Brightness is simply how dark or light a picture is. Correct brightness is important to easily understand the contents of the picture. It is the simplest of the tools present in photo editors for light adjustment. Changing the brightness of a picture affects all pixels equally. Increasing it will make the dark areas lighter and light areas lighter too. Similarly, decreasing the brightness will make light areas darker and the dark areas darker too. Changing the brightness can help improve the visibility of the darker parts of the image.

brightness comparison, brightness increased and decreased, brightness example
Effect of increasing and decreasing the brightness

Exposure is something entirely different. It is an in-camera property of a picture. When clicking a picture, exposure is the amount of light that enters the lens of the camera. In other words, how exposed is the lens to the light entering the camera. Exposure can be controlled by changing the camera settings beforehand. When less than the required light enters the camera, the picture is said to be under-exposed. When more than the required light enters the camera, the picture is said to be over-exposed.
Exposure can be adjusted during the processing stage. Unlike brightness, exposure is highly biased towards the highlights in the picture. In layman language, it will act as if increasing the amount of light in the picture, without much affecting the darker areas in the picture.

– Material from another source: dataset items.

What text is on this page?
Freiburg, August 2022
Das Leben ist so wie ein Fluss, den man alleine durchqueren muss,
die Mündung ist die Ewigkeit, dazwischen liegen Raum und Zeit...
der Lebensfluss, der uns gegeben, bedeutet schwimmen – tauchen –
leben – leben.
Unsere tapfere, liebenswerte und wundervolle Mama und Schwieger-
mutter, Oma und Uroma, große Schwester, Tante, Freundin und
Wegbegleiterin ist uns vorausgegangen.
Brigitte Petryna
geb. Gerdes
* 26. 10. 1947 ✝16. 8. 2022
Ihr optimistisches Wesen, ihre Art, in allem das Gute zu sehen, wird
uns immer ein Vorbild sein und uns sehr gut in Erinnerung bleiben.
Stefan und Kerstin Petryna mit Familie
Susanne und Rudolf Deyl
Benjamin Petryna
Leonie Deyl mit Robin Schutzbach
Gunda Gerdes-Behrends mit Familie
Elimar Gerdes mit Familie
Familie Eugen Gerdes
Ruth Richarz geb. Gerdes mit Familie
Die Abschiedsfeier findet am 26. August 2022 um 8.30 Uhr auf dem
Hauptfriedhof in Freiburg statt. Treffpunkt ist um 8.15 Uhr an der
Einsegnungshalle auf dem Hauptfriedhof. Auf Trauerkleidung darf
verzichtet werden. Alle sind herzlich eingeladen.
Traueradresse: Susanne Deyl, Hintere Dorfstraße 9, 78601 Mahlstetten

exposure increased and decreased, exposure example, exposure comparison
Effect of increasing and decreasing the exposure

Difference between the two

The difference between brightness and exposure is that when you have a picture which has a lot of highlights and you want to brighten the image, you do not use exposure, since it specially affects highlights. You should use brightness in this case so the whole picture is affected. And if you want to pull back the highlights, then use exposure and not brightness since it will darken the whole image.
Hence analysing your picture for highlights and shadows will give you a fair idea of whether to use brightness or exposure while adjusting the light.